Aujourd’hui, nous faisons 5 ou 6 fois plus de routes que Air Arabia sur le domestique, mais il est vrai qu’ils se développent et ciblent certaines routes a fort potentiel. Ce sont des lignes qui a priori devraient être rentables. Chez la Royal Air Maroc, nous avons une stratégie de service public car nous assurons certaines lignes qui ne sont, certes, pas rentables, qui ne le seront peut-être jamais mais l’objectif est de désenclaver certaines régions. Nous sommes donc sur deux leitmotivs différents. Mais c’est très bien que des concurrents fassent du domestique, il faut juste qu’il n’y ait pas d’iniquité dans l’accompagnement de l’un ou l’autre, car le marché est assez grand pour tout le monde.

Comment la grève des pilotes va-t-elle impacter l’exercice 2018?

Nous ne pensons pas être déficitaires cette année, malgré un repli de la croissance, qui a été soutenue ces deux dernières années. Entre fin 2015 et fin 2017, nous avons gagné plus de 2,5 milliards de dirhams de chiffre d’affaires. De 13 milliards de dirhams nous sommes passés à 15,5 milliards de dirhams de CA à fin 2017. Pour 2018, nous ne pouvons pas encore annoncer de chiffres car nous finalisons le calcul des résultats de l’exercice arrêté au 31 octobre. Cependant en termes de trafic, nous étions sur une progression de trafic à deux chiffres, autour des 11% en 2016 et 2017. Cette année nous serons bien en deçà, aux alentours des 1 ou 2%. 

C’est vrai que cela impose un coup de frein à votre stratégie d’expansion. L’avez vous réajustée?

Nous avons ajusté le volet social. Les troubles sociaux sont l’apanage de toutes les compagnies, nous ne faisons pas exception. Il faut dépasser cela et commencer à écrire une nouvelle page. Aujourd’hui, l’heure est à la raison. Concernant le volet économique, nous ferons une annonce importante le 5 décembre, nous ne pouvons en dire plus pour le moment.

Il y a une pénurie de pilotes. Sur le continent il y a, en sus, un déficit de formation.

Nombre d’observateurs pointent du doigt un déficit de capital humain dans le secteur de l’aéronautique africain. Êtes-vous d’accord? 

Il y a une pénurie mondiale de pilotes. Sur le continent, il y a, en sus, un déficit de formation. L’école de pilotage de la Royal Air Maroc a fermé ses portes mais nous ambitionnons de la rouvrir, cela se fera en 2019 à priori. Elle servira à former des pilotes pour notre compagnie ainsi que pour les compagnies africaines. De toute façon, vu que nous continuons le développement de notre flotte, nos besoins en effectif évoluent exponentiellement. Notre objectif est de doubler notre flotte à l’horizon 2020.

Êtes-vous engagé en faveur de la libéralisation du ciel africain?
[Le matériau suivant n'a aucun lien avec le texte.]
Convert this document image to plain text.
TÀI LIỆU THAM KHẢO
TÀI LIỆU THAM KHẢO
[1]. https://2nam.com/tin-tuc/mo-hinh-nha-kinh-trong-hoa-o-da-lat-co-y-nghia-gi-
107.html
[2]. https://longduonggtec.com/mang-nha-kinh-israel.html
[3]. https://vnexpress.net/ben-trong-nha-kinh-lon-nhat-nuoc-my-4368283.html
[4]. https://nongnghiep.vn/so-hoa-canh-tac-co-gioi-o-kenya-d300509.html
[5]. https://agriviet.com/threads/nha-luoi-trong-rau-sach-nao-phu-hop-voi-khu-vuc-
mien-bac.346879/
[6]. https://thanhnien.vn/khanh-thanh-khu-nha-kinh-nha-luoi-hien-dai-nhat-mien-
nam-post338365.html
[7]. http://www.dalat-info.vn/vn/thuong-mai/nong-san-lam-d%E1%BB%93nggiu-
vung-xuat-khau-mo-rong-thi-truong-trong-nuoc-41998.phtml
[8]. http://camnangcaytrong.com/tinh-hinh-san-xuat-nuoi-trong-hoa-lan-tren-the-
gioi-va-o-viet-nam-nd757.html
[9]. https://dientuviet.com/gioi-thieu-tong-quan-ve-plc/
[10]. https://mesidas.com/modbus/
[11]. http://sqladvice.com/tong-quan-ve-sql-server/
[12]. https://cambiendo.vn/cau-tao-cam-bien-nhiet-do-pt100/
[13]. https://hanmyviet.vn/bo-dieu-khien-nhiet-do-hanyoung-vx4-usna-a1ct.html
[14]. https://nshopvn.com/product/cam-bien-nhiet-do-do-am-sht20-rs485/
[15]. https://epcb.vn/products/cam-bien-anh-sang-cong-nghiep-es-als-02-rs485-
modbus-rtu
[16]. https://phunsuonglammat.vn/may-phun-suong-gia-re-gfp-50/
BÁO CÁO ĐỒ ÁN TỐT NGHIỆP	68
Oui, car c’est un impératif, il faut qu’on y aille car à défaut de la libéralisation du ciel africain, ce sont les compagnies étrangères qui continueront à dominer le trafic sur le continent. Cette libéralisation est aussi une obligation si nous voulons améliorer la connectivité entre les pays africains et si nous souhaitons que les compagnies africaines puissent offrir de nouveaux services a leurs clients. Il faut savoir que les aéroports africains sont parmi les plus chers au monde. S’il y a libéralisation, cela permettra de faire baisser le coût des taxes. Les coûts du carburant sont aussi 35% supérieur au coût du carburant partout dans le monde. Si l’on veut générer plus de trafic, attirer plus de touristes et de flux entre les différents pays, il est important d’optimiser les coûts et taxes afin d’être rentable et compétitif. Alors que les compagnies étrangères génèrent une plus value, certes faible, sur chaque passager, les compagnies africaines génèrent un déficit pour toute personne transportée.

Prévoyez-vous l’achat de nouveaux appareils prochainement? 

Nous avons acquis 9 nouveaux avions, quatre Dreamliner et cinq 737 Max, qui seront livrés entre mi-décembre 2018 et juin 2019. Ce sont des appareils destinés au long, moyen courrier et aux trajets domestiques. 

Quid de l’endettement? 

Il reste contenu.

Plusieurs lignes ont été inaugurées cette année. Comptez-vous maintenir cette dynamique en 2019?

Notre objectif est d’ouvrir 5 à 6 nouvelles routes chaque année. Nous avons différentes ‘targets’: des routes tournées vers l’Afrique, d’autres vers l’échange économique et le tourisme tel que les Casablanca-Vienne, Casablanca-Athènes ou encore Casablanca-Miami qui est la plaque tournante du tourisme en Amérique du Sud.